Once home, he would go to the refrigerator and take three or four long gulps of orange juice. Vitamin C. It’s all the body really needs. His mother would have long since gone to bed, so he would sit in the living room in the flaking green leather armchair and watch the sun rise through a narrow window pointing east. He passed time with cigarettes rolled from a pouch of cheap corner store tobacco, smoking on the hours.
He didn’t miss sunrises, knew that it always came up. Does the sun rise if everyone in the empire is at tea? Maybe there’s really only one person keeping watch, and that’s the only thing that keeps the world spinning. Everyone else would roll over and go back to bed. You don’t know it really happened unless you were there, and so Raymond was always watching.
Once he hadn’t gone straight home. He just kept walking on Main St. instead of taking the turn up the hill on Sheeley Ave. He walked past the darkened storefronts of Eli’s Shoes, Hartman Auto, Lester’s Meats…under too many streetlights to count. He walked down the valley, until the roads went dark and he could make out cow fields sprawling.
The only reason town folk came out this far was for the drive-in movie theater, owned and operated by the same kindly old gentleman who had kept the silver screen lit for decades. Youths flocked there to bask in the glow of life; while Raymond didn’t own a car, he still had fond memories of camping on the hill behind the giant screen and watching the flickering corona of light spilling out of a dark box.
He found himself there again, only he wasn’t alone. Now his clearing perch was filled with bodies, some writhing in cool grass, others slowly pulsing orange like fireflies. Raymond didn’t approach—he sat to the side of the clearing in the dark bushes, going unnoticed, eyes on the silent monolith at the base of the hill.
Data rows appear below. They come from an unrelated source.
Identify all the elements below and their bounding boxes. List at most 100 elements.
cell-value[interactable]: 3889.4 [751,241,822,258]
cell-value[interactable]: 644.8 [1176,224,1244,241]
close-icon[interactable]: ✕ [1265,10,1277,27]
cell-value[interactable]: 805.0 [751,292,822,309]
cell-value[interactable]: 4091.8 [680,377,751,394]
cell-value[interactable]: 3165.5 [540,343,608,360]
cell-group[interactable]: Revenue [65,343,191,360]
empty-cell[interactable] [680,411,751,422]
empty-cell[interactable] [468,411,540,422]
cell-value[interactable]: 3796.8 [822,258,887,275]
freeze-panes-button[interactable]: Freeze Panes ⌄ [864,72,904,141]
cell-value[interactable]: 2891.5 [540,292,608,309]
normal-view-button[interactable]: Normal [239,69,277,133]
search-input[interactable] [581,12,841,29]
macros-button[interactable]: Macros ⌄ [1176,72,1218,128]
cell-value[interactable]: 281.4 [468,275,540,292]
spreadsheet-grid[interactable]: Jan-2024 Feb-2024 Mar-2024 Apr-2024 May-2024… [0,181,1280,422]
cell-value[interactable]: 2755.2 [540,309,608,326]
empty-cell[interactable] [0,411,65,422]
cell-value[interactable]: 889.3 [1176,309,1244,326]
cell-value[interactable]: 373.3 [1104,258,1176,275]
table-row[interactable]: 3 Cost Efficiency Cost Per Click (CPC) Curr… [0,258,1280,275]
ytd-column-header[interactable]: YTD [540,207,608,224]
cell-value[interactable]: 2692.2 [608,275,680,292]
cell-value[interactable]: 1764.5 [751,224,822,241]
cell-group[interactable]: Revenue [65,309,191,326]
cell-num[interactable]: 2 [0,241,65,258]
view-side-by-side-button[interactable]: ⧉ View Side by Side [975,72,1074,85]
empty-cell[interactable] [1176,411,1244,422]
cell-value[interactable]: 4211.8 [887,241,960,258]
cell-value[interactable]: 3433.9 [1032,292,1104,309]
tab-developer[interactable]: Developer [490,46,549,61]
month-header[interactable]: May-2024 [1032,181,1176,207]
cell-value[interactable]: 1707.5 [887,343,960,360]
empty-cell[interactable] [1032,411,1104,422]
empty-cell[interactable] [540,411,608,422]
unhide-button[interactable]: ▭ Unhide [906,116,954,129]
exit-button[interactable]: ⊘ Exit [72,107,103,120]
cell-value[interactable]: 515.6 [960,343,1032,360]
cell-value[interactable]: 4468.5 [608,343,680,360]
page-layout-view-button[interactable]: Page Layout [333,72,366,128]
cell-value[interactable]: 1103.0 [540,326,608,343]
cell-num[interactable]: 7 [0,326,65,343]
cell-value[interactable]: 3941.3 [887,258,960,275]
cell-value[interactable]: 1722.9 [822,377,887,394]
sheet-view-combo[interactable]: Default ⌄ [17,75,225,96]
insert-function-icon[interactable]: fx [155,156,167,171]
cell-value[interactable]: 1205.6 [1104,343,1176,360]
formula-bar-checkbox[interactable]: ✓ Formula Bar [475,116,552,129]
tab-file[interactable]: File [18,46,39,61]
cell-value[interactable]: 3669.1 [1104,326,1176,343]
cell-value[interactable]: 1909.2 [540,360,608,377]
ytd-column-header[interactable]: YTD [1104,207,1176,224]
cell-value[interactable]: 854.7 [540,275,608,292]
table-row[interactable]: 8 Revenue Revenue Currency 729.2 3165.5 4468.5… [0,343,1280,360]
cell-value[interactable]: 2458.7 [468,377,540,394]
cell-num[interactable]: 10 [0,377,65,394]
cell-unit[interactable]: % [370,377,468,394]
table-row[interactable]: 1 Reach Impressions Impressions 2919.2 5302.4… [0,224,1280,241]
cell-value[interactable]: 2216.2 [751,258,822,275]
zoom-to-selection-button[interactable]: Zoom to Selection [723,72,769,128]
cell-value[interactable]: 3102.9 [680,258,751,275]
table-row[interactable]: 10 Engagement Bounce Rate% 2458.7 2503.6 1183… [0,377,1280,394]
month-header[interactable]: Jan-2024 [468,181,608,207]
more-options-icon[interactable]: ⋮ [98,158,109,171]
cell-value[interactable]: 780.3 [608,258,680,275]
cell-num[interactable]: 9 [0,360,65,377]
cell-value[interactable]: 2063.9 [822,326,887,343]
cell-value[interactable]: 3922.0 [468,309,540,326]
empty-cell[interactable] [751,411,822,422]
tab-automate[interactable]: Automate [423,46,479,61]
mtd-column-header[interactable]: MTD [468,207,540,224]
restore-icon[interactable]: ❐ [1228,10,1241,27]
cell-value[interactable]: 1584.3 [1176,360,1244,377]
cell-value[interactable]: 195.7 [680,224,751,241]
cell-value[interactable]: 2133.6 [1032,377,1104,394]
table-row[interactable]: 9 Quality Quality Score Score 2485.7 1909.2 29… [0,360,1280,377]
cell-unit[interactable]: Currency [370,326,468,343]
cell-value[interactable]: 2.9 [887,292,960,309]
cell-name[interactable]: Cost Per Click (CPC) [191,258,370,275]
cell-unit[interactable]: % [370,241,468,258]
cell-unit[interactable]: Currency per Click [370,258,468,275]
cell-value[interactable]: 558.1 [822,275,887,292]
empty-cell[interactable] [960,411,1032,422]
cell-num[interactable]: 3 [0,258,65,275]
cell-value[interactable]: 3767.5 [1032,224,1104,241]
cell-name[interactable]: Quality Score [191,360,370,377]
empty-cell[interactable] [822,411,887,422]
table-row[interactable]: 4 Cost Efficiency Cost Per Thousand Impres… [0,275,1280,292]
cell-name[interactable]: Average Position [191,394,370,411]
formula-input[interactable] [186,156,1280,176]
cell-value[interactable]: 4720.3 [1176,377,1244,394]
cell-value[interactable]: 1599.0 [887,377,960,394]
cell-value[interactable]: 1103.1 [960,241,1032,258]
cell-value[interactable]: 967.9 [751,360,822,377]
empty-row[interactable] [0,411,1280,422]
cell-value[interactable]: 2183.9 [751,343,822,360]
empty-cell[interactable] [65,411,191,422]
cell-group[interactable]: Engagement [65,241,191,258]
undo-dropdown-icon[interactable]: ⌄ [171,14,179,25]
A stout, reliable beer. He eyed the forms that flittered in and out of darkness, whispering laughter to one another. He ran his fingernails across his teeth, feeling the grit, and wondered if the enamel would peel and leave gouges. He breathed in the night air and wanted a smoke, but sat still anyways.
A sharp snap echoed across the clearing and illuminated the center for a second, and in that instant Raymond saw clearly the forms, not much younger than he, that had climbed all the way to the top of the hill. Now they were tall, standing above the rest of mankind and loving it.
Another burst of light, and he saw them moving, swaying as one being and intertwined with the grass. They spoke with one voice in a common language, and ascended to this spot with hellos and smiles. Probably stuffed into big, hulking station wagons, all pressed together close on the bench seats. They would see each other again tomorrow and wave simultaneously.
And Raymond couldn’t stand it, couldn’t stand to sit in his spot when everything was so different. He wished there was a movie playing; he hoped it would stay clear until morning so he could see the sun; he wanted to bum a smoke; most of all, he wanted to sleep. The forms in the darkness would sleep—sleep when they were ready until their appetite was sated.
The walk back up the hill was long.
Raymond Berret sat down in the tired leather chair just as the sky was coloring, when rays were shifting on the trees. He dropped tobacco into a slip of paper, rolled it around between his fingers for a second, then licked it closed. He placed it next to the ashtray.
When the glow of the sun touched his face, he was asleep.
Raymond Berret rose for work late in the afternoon. He always did, even on the days he was off. Then as the evening approached and the cows came in from pasture, he would start walking down the long road to the valley, watching the shadows creep closer together. And sometimes he’d see Suzie Whitmore on his way, perched on her rooftop, looking west.